I have Roland Octa-Capture, and have no difficulties on Windows XP machine. What OS are you using?

Front panel mix knob must be fully "playback".

Operating system mixer must have inputs muted in output mix.

Soundcard monitor mixer must have inputs turned all the way down.










Frequency response display zoom in on amplitude is simpler, clearer view of results for purposes here.

For loopback performance checking start with input sensitivity all the way down.

To see full performance use sweep 2Hz-24kHz 256k or 512k length for sample rate 48kHz.

For trained eyes, close inspection of impulse response can be very telling.

If you run a loopback as described and save measurement results as REW .mdat file and attach to post I will take a look at what you've got.

Regards,

Andrew


----------



## EarlK (Jan 1, 2010)

Barleywater said:


> I have Roland Octa-Capture, and have no difficulties on Windows XP machine. What OS are you using?
> 
> (i) Front panel mix knob must be *fully "playback"*.
> 
> ...


Thanks ! Andrew for weighing in here . :T

With all the info that you've provided, hopefully our ( young ? ) friend will finally get a handle on properly managing his signal flow .

:sn:


----------



## EarlK (Jan 1, 2010)

This pic ( en francais ) is worth studying because it shows that this particular sound-card "auto-registers" ( with the computers OS ) as two separate sound devices ( on the input side ) within both REW & the Win7 sound control panel /// leading to twice as many opportunities for signal-routing foul-ups , ( as documented in the text below ) .

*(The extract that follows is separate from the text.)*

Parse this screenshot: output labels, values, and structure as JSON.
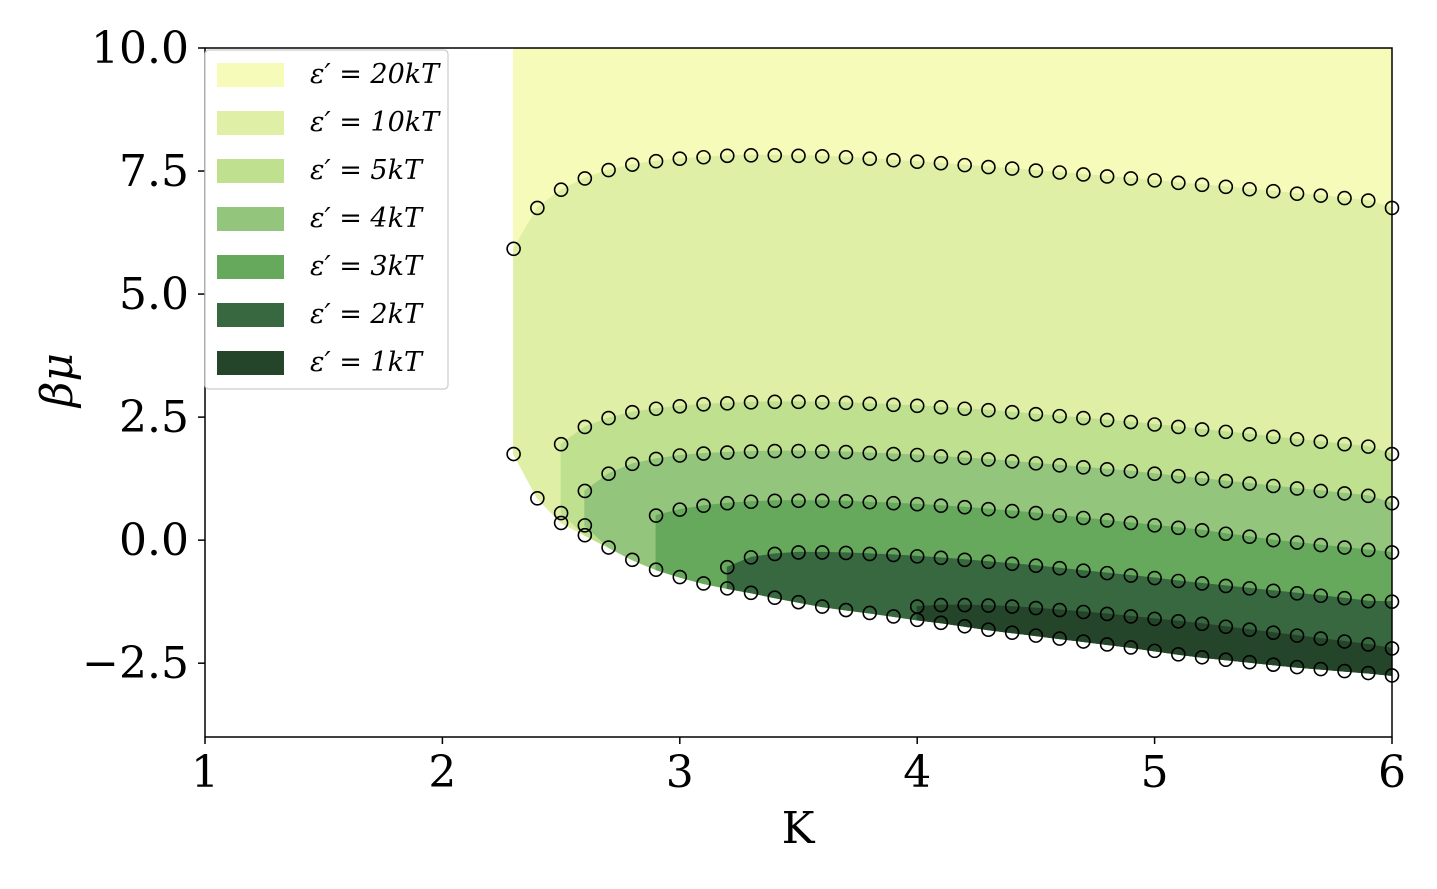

FWIW, I would choose "1-2 (QUAD-CAPTURE)" since it looks like it just might bypass the software-based monitor mixer ( just guessing ) .

*NOTE ;*



bluemax_1 said:


> Thanks for all your patience everyone. Well I finally got back in town and had some time to check everything again and I think I've found the problem.
> 
> For anyone interested, it was a Windows 7 setting I had to go into the 'Sound' settings in the 'Control Panel' and under 'Recording', I had unchecked the 'Listen To This Device' box under '1-2 (QUAD-CAPTURE)' but it appears I didn't do this under 'MAIN (QUAD-CAPTURE)'.
> 
> ...


All from  *here !*  (which was previously linked to) .

:sn:


----------



## wrtorn (Dec 30, 2012)

I do appreciate all of the help I've been getting here, but please realize I did not go to school for this and this_ is_ all new to me. 
I have read through all the help files (as far as I know) and all the forum and all of the links and am still unable to get a reading.
I have Windows 7, not XP and there is no operating system mixer, just the sounds icon on the control panel. I have the recording set to 100% level as well as the playback set to 100% level, this is the only way I can get a calibration. I have everything set to 2 channel, 48000 khz. I have all the correct settings (according to your prior post) set on the mixer itself. I have the Hi-z off and the phantom power on, everything set to the left channel, the mixer inputs all the way down and the mix set to playback. I did change in the operating system mixer to MAIN as in prev post. Now, knowing all this, what am I still not seeing? Thank you.


----------



## EarlK (Jan 1, 2010)

wrtorn said:


> I do appreciate all of the help I've been getting here, but please realize I did not go to school for this and this_ is_ all new to me.
> I have read through all the help files (as far as I know) and all the forum and all of the links and am still unable to get a reading.
> I have Windows 7, not XP and there is no operating system mixer, just the sounds icon on the control panel. I have the recording set to 100% level as well as the playback set to 100% level, this is the only way I can get a calibration. I have everything set to 2 channel, 48000 khz. I have all the correct settings (according to your prior post) set on the mixer itself. I have the Hi-z off and the phantom power on, everything set to the left channel, the mixer inputs all the way down and the mix set to playback. I did change in the operating system mixer to MAIN as in prev post. Now, knowing all this, what am I still not seeing? Thank you.




- Certainly, it's not immediately apparent what the problem here is .


:sn:


----------



## Barleywater (Dec 11, 2011)

Are you using Java or ASIO drivers? Go with ASIO.

Results from post #11 looked promising. If you would run loopback for that set of conditions and post .mdat of saved measurements I will take a look and see what you've got.


----------